[bc-gnso] FILED: BC Comments on Study of Whois Privacy/Proxy Abuse
sdelbianco at netchoice.org
Tue Nov 26 14:19:14 UTC 2013
As confirmed at the BC meeting in Buenos Aires last week, we filed comments on ICANN’s latest study of Whois Privacy/Proxy abuse.
See link<http://forum.icann.org/lists/comments-whois-pp-abuse-study-24sep13/msg00013.html> and below.
Thanks to Elisa Cooper and Susan Kawaguchi for drafting.
The Business Constituency (BC) supports the conclusions of the study as being consistent with our long-held belief that a significant portion of bad actors are using privacy and proxy services to facilitate abuse that harms business and consumer interests.
The BC encourages the ICANN community to move forward with accreditation of privacy and proxy services in order to help the business community address abuse through increased access to accurate registrant information.
The study examined and supported the hypothesis that “a significant percentage of the domain names used to conduct illegal or harmful Internet activities are registered via privacy and proxy services to obscure the perpetrator’s identity.” It provides important information for the ICANN community, as Whois accuracy and completeness is a primary goal at this time.
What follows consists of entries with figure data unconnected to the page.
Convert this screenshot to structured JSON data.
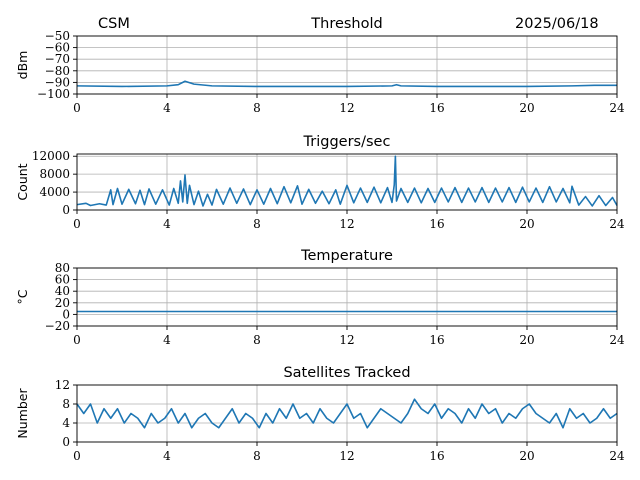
{
  "header": {
    "station": "CSM",
    "date": "2025/06/18"
  },
  "chart_data": [
    {
      "type": "line",
      "title": "Threshold",
      "xlabel": "",
      "ylabel": "dBm",
      "xlim": [
        0,
        24
      ],
      "ylim": [
        -100,
        -50
      ],
      "xticks": [
        0,
        4,
        8,
        12,
        16,
        20,
        24
      ],
      "yticks": [
        -100,
        -90,
        -80,
        -70,
        -60,
        -50
      ],
      "ytick_labels": [
        "−100",
        "−90",
        "−80",
        "−70",
        "−60",
        "−50"
      ],
      "grid": true,
      "series": [
        {
          "color": "#1f77b4",
          "x": [
            0,
            2,
            4,
            4.5,
            4.8,
            5.2,
            6,
            8,
            12,
            14,
            14.2,
            14.4,
            16,
            20,
            22,
            23,
            24
          ],
          "y": [
            -93,
            -93.5,
            -93,
            -92,
            -89,
            -91.5,
            -93,
            -93.5,
            -93.5,
            -93,
            -92,
            -93,
            -93.5,
            -93.5,
            -93,
            -92.5,
            -92.5
          ]
        }
      ]
    },
    {
      "type": "line",
      "title": "Triggers/sec",
      "xlabel": "",
      "ylabel": "Count",
      "xlim": [
        0,
        24
      ],
      "ylim": [
        0,
        12500
      ],
      "xticks": [
        0,
        4,
        8,
        12,
        16,
        20,
        24
      ],
      "yticks": [
        0,
        4000,
        8000,
        12000
      ],
      "grid": true,
      "series": [
        {
          "color": "#1f77b4",
          "x": [
            0,
            0.4,
            0.6,
            1.0,
            1.3,
            1.5,
            1.6,
            1.8,
            2.0,
            2.3,
            2.6,
            2.8,
            3.0,
            3.2,
            3.5,
            3.8,
            4.1,
            4.3,
            4.5,
            4.6,
            4.7,
            4.8,
            4.9,
            5.0,
            5.2,
            5.4,
            5.6,
            5.8,
            6.0,
            6.2,
            6.5,
            6.8,
            7.1,
            7.4,
            7.7,
            8.0,
            8.3,
            8.6,
            8.9,
            9.2,
            9.5,
            9.8,
            10.0,
            10.3,
            10.6,
            10.9,
            11.2,
            11.5,
            11.7,
            12.0,
            12.3,
            12.6,
            12.9,
            13.2,
            13.5,
            13.8,
            14.0,
            14.1,
            14.15,
            14.2,
            14.4,
            14.7,
            15.0,
            15.3,
            15.6,
            15.9,
            16.2,
            16.5,
            16.8,
            17.1,
            17.4,
            17.7,
            18.0,
            18.3,
            18.6,
            18.9,
            19.2,
            19.5,
            19.8,
            20.1,
            20.4,
            20.7,
            21.0,
            21.3,
            21.6,
            21.9,
            22.0,
            22.3,
            22.6,
            22.9,
            23.2,
            23.5,
            23.8,
            24.0
          ],
          "y": [
            1200,
            1500,
            1000,
            1400,
            1100,
            4500,
            1200,
            4800,
            1300,
            4600,
            1400,
            4400,
            1200,
            4700,
            1300,
            4500,
            1100,
            4800,
            1500,
            6500,
            1800,
            7800,
            1500,
            5500,
            1200,
            4200,
            900,
            3500,
            1100,
            4600,
            1300,
            4900,
            1500,
            4700,
            1200,
            4500,
            1300,
            4800,
            1400,
            5200,
            1600,
            5400,
            1300,
            4600,
            1500,
            4200,
            1400,
            4500,
            1300,
            5500,
            1600,
            4900,
            1700,
            5100,
            1600,
            5000,
            1700,
            5600,
            12000,
            2000,
            4800,
            1700,
            4900,
            1600,
            4800,
            1700,
            4900,
            1800,
            5000,
            1700,
            4900,
            1800,
            5000,
            1700,
            4900,
            1800,
            5000,
            1700,
            5100,
            1800,
            4900,
            1700,
            5200,
            1800,
            4800,
            1600,
            5300,
            1100,
            3000,
            900,
            3200,
            1000,
            2800,
            1000
          ]
        }
      ]
    },
    {
      "type": "line",
      "title": "Temperature",
      "xlabel": "",
      "ylabel": "°C",
      "xlim": [
        0,
        24
      ],
      "ylim": [
        -20,
        80
      ],
      "xticks": [
        0,
        4,
        8,
        12,
        16,
        20,
        24
      ],
      "yticks": [
        -20,
        0,
        20,
        40,
        60,
        80
      ],
      "ytick_labels": [
        "−20",
        "0",
        "20",
        "40",
        "60",
        "80"
      ],
      "grid": true,
      "series": [
        {
          "color": "#1f77b4",
          "x": [
            0,
            24
          ],
          "y": [
            5,
            5
          ]
        }
      ]
    },
    {
      "type": "line",
      "title": "Satellites Tracked",
      "xlabel": "",
      "ylabel": "Number",
      "xlim": [
        0,
        24
      ],
      "ylim": [
        0,
        12
      ],
      "xticks": [
        0,
        4,
        8,
        12,
        16,
        20,
        24
      ],
      "yticks": [
        0,
        4,
        8,
        12
      ],
      "grid": true,
      "series": [
        {
          "color": "#1f77b4",
          "x": [
            0,
            0.3,
            0.6,
            0.9,
            1.2,
            1.5,
            1.8,
            2.1,
            2.4,
            2.7,
            3.0,
            3.3,
            3.6,
            3.9,
            4.2,
            4.5,
            4.8,
            5.1,
            5.4,
            5.7,
            6.0,
            6.3,
            6.6,
            6.9,
            7.2,
            7.5,
            7.8,
            8.1,
            8.4,
            8.7,
            9.0,
            9.3,
            9.6,
            9.9,
            10.2,
            10.5,
            10.8,
            11.1,
            11.4,
            11.7,
            12.0,
            12.3,
            12.6,
            12.9,
            13.2,
            13.5,
            13.8,
            14.1,
            14.4,
            14.7,
            15.0,
            15.3,
            15.6,
            15.9,
            16.2,
            16.5,
            16.8,
            17.1,
            17.4,
            17.7,
            18.0,
            18.3,
            18.6,
            18.9,
            19.2,
            19.5,
            19.8,
            20.1,
            20.4,
            20.7,
            21.0,
            21.3,
            21.6,
            21.9,
            22.2,
            22.5,
            22.8,
            23.1,
            23.4,
            23.7,
            24.0
          ],
          "y": [
            8,
            6,
            8,
            4,
            7,
            5,
            7,
            4,
            6,
            5,
            3,
            6,
            4,
            5,
            7,
            4,
            6,
            3,
            5,
            6,
            4,
            3,
            5,
            7,
            4,
            6,
            5,
            3,
            6,
            4,
            7,
            5,
            8,
            5,
            6,
            4,
            7,
            5,
            4,
            6,
            8,
            5,
            6,
            3,
            5,
            7,
            6,
            5,
            4,
            6,
            9,
            7,
            6,
            8,
            5,
            7,
            6,
            4,
            7,
            5,
            8,
            6,
            7,
            4,
            6,
            5,
            7,
            8,
            6,
            5,
            4,
            6,
            3,
            7,
            5,
            6,
            4,
            5,
            7,
            5,
            6
          ]
        }
      ]
    }
  ]
}
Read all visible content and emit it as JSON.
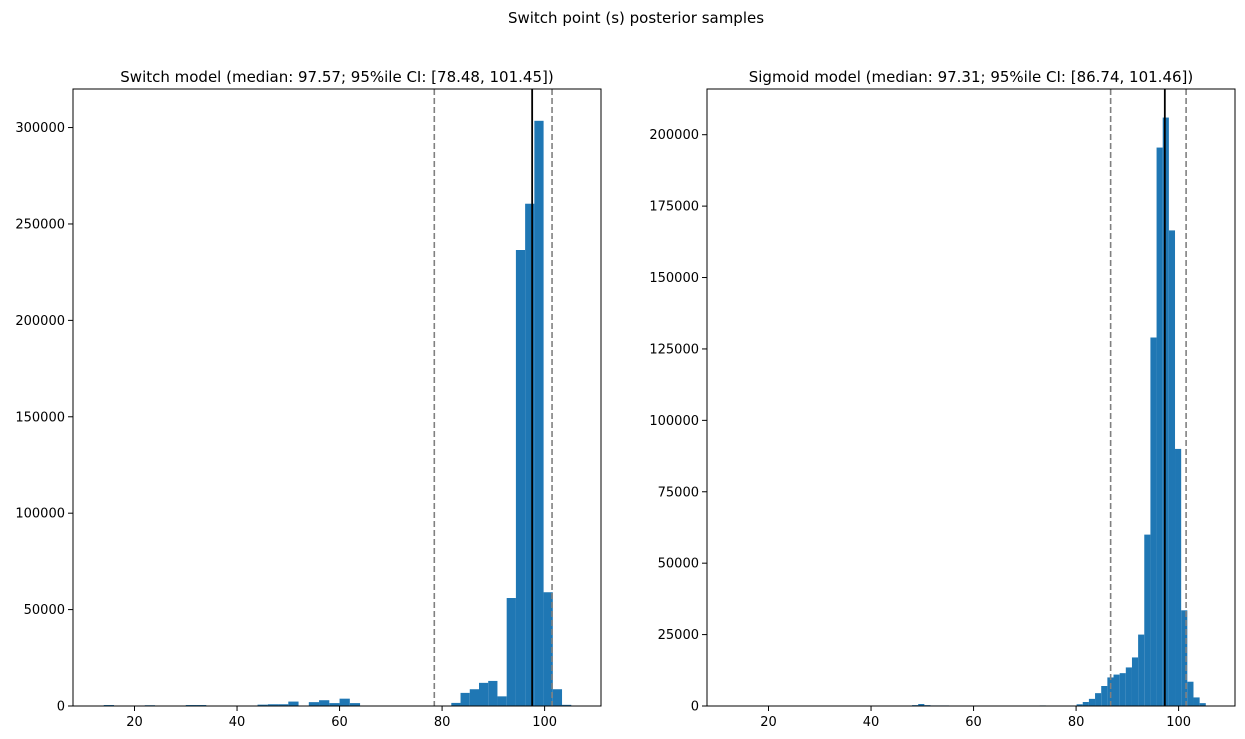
{
  "suptitle": "Switch point (s) posterior samples",
  "colors": {
    "bar": "#1f77b4",
    "median_line": "#000000",
    "ci_line": "#808080"
  },
  "chart_data": [
    {
      "type": "bar",
      "title": "Switch model (median: 97.57; 95%ile CI: [78.48, 101.45])",
      "xlabel": "",
      "ylabel": "",
      "xlim": [
        8,
        111
      ],
      "ylim": [
        0,
        320000
      ],
      "xticks": [
        20,
        40,
        60,
        80,
        100
      ],
      "yticks": [
        0,
        50000,
        100000,
        150000,
        200000,
        250000,
        300000
      ],
      "grid": false,
      "median": 97.57,
      "ci": [
        78.48,
        101.45
      ],
      "bins": [
        {
          "x0": 14.0,
          "x1": 16.0,
          "value": 500
        },
        {
          "x0": 22.0,
          "x1": 24.0,
          "value": 400
        },
        {
          "x0": 30.0,
          "x1": 32.0,
          "value": 500
        },
        {
          "x0": 32.0,
          "x1": 34.0,
          "value": 500
        },
        {
          "x0": 44.0,
          "x1": 46.0,
          "value": 700
        },
        {
          "x0": 46.0,
          "x1": 48.0,
          "value": 900
        },
        {
          "x0": 48.0,
          "x1": 50.0,
          "value": 900
        },
        {
          "x0": 50.0,
          "x1": 52.0,
          "value": 2300
        },
        {
          "x0": 54.0,
          "x1": 56.0,
          "value": 2000
        },
        {
          "x0": 56.0,
          "x1": 58.0,
          "value": 3000
        },
        {
          "x0": 58.0,
          "x1": 60.0,
          "value": 1500
        },
        {
          "x0": 60.0,
          "x1": 62.0,
          "value": 3800
        },
        {
          "x0": 62.0,
          "x1": 64.0,
          "value": 1500
        },
        {
          "x0": 81.8,
          "x1": 83.6,
          "value": 1600
        },
        {
          "x0": 83.6,
          "x1": 85.4,
          "value": 6800
        },
        {
          "x0": 85.4,
          "x1": 87.2,
          "value": 8700
        },
        {
          "x0": 87.2,
          "x1": 89.0,
          "value": 12000
        },
        {
          "x0": 89.0,
          "x1": 90.8,
          "value": 13000
        },
        {
          "x0": 90.8,
          "x1": 92.6,
          "value": 5000
        },
        {
          "x0": 92.6,
          "x1": 94.4,
          "value": 56000
        },
        {
          "x0": 94.4,
          "x1": 96.2,
          "value": 236500
        },
        {
          "x0": 96.2,
          "x1": 98.0,
          "value": 260500
        },
        {
          "x0": 98.0,
          "x1": 99.8,
          "value": 303500
        },
        {
          "x0": 99.8,
          "x1": 101.6,
          "value": 59000
        },
        {
          "x0": 101.6,
          "x1": 103.4,
          "value": 8700
        },
        {
          "x0": 103.4,
          "x1": 105.2,
          "value": 600
        }
      ]
    },
    {
      "type": "bar",
      "title": "Sigmoid model (median: 97.31; 95%ile CI: [86.74, 101.46])",
      "xlabel": "",
      "ylabel": "",
      "xlim": [
        8,
        111
      ],
      "ylim": [
        0,
        216000
      ],
      "xticks": [
        20,
        40,
        60,
        80,
        100
      ],
      "yticks": [
        0,
        25000,
        50000,
        75000,
        100000,
        125000,
        150000,
        175000,
        200000
      ],
      "grid": false,
      "median": 97.31,
      "ci": [
        86.74,
        101.46
      ],
      "bins": [
        {
          "x0": 48.0,
          "x1": 49.2,
          "value": 300
        },
        {
          "x0": 49.2,
          "x1": 50.4,
          "value": 700
        },
        {
          "x0": 50.4,
          "x1": 51.6,
          "value": 300
        },
        {
          "x0": 51.6,
          "x1": 52.8,
          "value": 200
        },
        {
          "x0": 52.8,
          "x1": 54.0,
          "value": 200
        },
        {
          "x0": 54.0,
          "x1": 55.2,
          "value": 200
        },
        {
          "x0": 72.9,
          "x1": 74.1,
          "value": 200
        },
        {
          "x0": 80.1,
          "x1": 81.3,
          "value": 600
        },
        {
          "x0": 81.3,
          "x1": 82.5,
          "value": 1400
        },
        {
          "x0": 82.5,
          "x1": 83.7,
          "value": 2500
        },
        {
          "x0": 83.7,
          "x1": 84.9,
          "value": 4500
        },
        {
          "x0": 84.9,
          "x1": 86.1,
          "value": 7000
        },
        {
          "x0": 86.1,
          "x1": 87.3,
          "value": 10000
        },
        {
          "x0": 87.3,
          "x1": 88.5,
          "value": 11000
        },
        {
          "x0": 88.5,
          "x1": 89.7,
          "value": 11500
        },
        {
          "x0": 89.7,
          "x1": 90.9,
          "value": 13500
        },
        {
          "x0": 90.9,
          "x1": 92.1,
          "value": 17000
        },
        {
          "x0": 92.1,
          "x1": 93.3,
          "value": 25000
        },
        {
          "x0": 93.3,
          "x1": 94.5,
          "value": 60000
        },
        {
          "x0": 94.5,
          "x1": 95.7,
          "value": 129000
        },
        {
          "x0": 95.7,
          "x1": 96.9,
          "value": 195500
        },
        {
          "x0": 96.9,
          "x1": 98.1,
          "value": 206000
        },
        {
          "x0": 98.1,
          "x1": 99.3,
          "value": 166500
        },
        {
          "x0": 99.3,
          "x1": 100.5,
          "value": 90000
        },
        {
          "x0": 100.5,
          "x1": 101.7,
          "value": 33500
        },
        {
          "x0": 101.7,
          "x1": 102.9,
          "value": 8500
        },
        {
          "x0": 102.9,
          "x1": 104.1,
          "value": 3000
        },
        {
          "x0": 104.1,
          "x1": 105.3,
          "value": 1000
        }
      ]
    }
  ]
}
The conclusions clearly demonstrate that an overhaul of the system is not only warranted, but necessary.
The BC recognizes that there are legitimate uses for privacy and proxy services, such as shielding the identity of those engaged in non-commercial free speech, or the launch of a new product and/or service in the business community. However, the information contained in the study, which illustrates widespread abuse detrimental to consumers and businesses alike, clearly demonstrates the need to proactively restrict the use of privacy and proxy services to organizations and individuals that are using them for legitimate purposes.
The BC also recognizes that stopping privacy and proxy service abuse is not the only way to stop abusive behavior online. When domain names are registered with the intent of conducting illegal or harmful Internet activities, a range of different methods are used to avoid providing viable contact information.
The BC looks forward to addressing all of these issues in the community-led development stage of the Aggregated Registration Directory Service. In the meantime, the BC encourages the ICANN to give attention to the issues that can be addressed immediately.
We note that although this study covered 5 TLDs, .com names dominated the datasets — only 10% were from the other 4 gTLDs. Given that, one possible approach may be for the .com registry to implement privacy and proxy services guidelines as an interim measure. This could be much faster than having ICANN make rules for all gTLDs. We would still want the proxy/privacy vendors accredited, but there may be an interim solution with the registry itself.
The BC looks forward to participating in the GNSO RAA Remaining Issues Policy Development Process on Privacy and Proxy Services, to develop an accreditation system which restricts the shielding of registrant data to legitimate, non-commercial, non-abusive websites.
The BC thanks ICANN and the NPL for this comprehensive study.
These comments were drafted by Elisa Cooper and Susan Kawaguchi, and were approved in accord with our charter.